Hey, I am attempting to use the Microsoft.MSHTML (Version 7.0.3300.0) library to extract the body text from an HTML string. I've abstracted this functionality into a single helper method GetBody(string).
When called in an infinite loop, the process eventually runs out of memory (confirmed by eyeballing Mem Usage in Task Manager). I suspect the problem is due to my incorrect cleanup of the MSHTML objects. What am I doing wrong?

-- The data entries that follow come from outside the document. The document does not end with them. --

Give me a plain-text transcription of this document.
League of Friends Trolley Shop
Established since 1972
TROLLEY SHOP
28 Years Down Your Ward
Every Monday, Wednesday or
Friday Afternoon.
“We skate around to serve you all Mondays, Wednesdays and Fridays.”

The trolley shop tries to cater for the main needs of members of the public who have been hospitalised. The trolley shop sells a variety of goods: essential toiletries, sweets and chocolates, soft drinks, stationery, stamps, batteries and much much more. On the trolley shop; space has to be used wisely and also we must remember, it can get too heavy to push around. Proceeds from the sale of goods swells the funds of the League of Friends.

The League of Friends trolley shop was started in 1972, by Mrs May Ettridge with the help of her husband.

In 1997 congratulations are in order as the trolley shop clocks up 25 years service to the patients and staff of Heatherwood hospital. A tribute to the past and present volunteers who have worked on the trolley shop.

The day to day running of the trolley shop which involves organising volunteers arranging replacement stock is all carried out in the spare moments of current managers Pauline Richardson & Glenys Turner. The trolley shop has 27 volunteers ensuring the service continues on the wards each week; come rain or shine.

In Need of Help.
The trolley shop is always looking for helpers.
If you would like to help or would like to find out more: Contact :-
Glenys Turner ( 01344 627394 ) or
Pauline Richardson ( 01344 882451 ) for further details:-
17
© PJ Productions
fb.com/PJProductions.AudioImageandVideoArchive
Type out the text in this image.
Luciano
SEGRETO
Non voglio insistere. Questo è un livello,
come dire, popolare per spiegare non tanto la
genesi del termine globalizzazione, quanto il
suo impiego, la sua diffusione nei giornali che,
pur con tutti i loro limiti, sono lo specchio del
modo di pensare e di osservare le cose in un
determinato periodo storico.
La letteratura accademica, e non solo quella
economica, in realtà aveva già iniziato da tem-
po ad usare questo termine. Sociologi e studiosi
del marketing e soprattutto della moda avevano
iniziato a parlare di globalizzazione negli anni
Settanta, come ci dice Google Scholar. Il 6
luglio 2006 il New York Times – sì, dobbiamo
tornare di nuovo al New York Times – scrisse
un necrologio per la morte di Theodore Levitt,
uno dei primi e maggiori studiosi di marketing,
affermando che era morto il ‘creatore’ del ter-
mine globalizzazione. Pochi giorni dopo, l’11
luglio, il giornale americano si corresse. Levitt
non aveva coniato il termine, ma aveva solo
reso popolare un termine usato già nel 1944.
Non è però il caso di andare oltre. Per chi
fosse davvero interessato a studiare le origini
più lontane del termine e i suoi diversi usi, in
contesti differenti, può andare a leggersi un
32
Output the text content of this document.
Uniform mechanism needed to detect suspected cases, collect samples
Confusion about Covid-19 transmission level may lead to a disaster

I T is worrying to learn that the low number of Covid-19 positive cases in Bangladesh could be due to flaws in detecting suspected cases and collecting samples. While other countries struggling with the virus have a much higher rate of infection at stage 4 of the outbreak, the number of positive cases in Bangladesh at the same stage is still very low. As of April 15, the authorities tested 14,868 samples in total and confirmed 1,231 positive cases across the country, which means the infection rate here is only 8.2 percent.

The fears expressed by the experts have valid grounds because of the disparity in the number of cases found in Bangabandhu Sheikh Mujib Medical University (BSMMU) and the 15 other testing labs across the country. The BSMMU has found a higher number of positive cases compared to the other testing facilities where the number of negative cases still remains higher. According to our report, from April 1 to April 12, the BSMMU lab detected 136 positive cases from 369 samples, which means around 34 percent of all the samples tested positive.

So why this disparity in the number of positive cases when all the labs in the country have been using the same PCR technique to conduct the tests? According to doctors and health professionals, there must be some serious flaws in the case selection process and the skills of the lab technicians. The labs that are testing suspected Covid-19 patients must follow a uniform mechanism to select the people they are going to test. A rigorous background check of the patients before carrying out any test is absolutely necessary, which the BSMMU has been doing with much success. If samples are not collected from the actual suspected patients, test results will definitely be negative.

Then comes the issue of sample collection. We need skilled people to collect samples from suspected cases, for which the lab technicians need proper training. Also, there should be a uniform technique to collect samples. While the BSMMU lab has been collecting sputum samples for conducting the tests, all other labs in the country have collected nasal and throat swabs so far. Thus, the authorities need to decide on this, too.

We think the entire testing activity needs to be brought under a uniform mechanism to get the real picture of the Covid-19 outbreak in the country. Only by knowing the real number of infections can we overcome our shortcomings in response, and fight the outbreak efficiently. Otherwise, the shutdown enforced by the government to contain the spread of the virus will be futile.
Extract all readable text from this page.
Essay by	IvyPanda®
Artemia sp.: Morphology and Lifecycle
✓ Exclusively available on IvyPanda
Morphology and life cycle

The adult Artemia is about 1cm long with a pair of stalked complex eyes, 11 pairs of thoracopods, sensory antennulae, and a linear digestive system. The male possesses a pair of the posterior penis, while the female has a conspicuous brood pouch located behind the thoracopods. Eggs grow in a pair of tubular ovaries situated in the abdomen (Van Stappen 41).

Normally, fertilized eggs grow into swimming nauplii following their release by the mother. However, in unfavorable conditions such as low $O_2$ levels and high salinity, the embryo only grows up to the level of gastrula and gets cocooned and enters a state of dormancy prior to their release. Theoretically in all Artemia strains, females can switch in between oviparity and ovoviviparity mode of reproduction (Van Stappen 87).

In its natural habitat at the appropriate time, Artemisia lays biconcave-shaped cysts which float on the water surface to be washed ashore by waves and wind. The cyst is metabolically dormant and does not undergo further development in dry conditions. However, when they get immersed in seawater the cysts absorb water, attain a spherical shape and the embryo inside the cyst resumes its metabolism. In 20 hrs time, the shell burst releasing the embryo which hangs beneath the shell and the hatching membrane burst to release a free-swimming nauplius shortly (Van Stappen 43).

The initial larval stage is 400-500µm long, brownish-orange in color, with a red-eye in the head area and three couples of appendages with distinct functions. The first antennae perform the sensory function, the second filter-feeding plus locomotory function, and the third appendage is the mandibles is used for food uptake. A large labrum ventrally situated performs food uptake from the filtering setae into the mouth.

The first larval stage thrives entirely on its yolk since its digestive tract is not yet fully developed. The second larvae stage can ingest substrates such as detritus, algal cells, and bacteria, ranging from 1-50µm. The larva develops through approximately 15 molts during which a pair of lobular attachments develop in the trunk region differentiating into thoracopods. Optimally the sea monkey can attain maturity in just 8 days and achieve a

My current definition of GetBody(string) is:
public static string GetBody(string html)
{
mshtml.IHTMLDocument2 htmlDoc = null;
mshtml.IHTMLElement bodyElement = null;
string body;
try
{
htmlDoc = new mshtml.HTMLDocumentClass();
htmlDoc.write(html);
bodyElement = htmlDoc.body;
body = bodyElement.innerText;
}
catch (Exception ex)
{
Trace.TraceError("Failed to use MSHTML to parse HTML body: " + ex.Message);
body = email.Body;
}
finally
{
if (bodyElement != null)
Marshal.ReleaseComObject(bodyElement);
if (htmlDoc != null)
Marshal.ReleaseComObject(htmlDoc);
}
return body;
}
Edit: the memory leak has been traced to the code used in populating a value for html. In this case it was Outlook Redemption.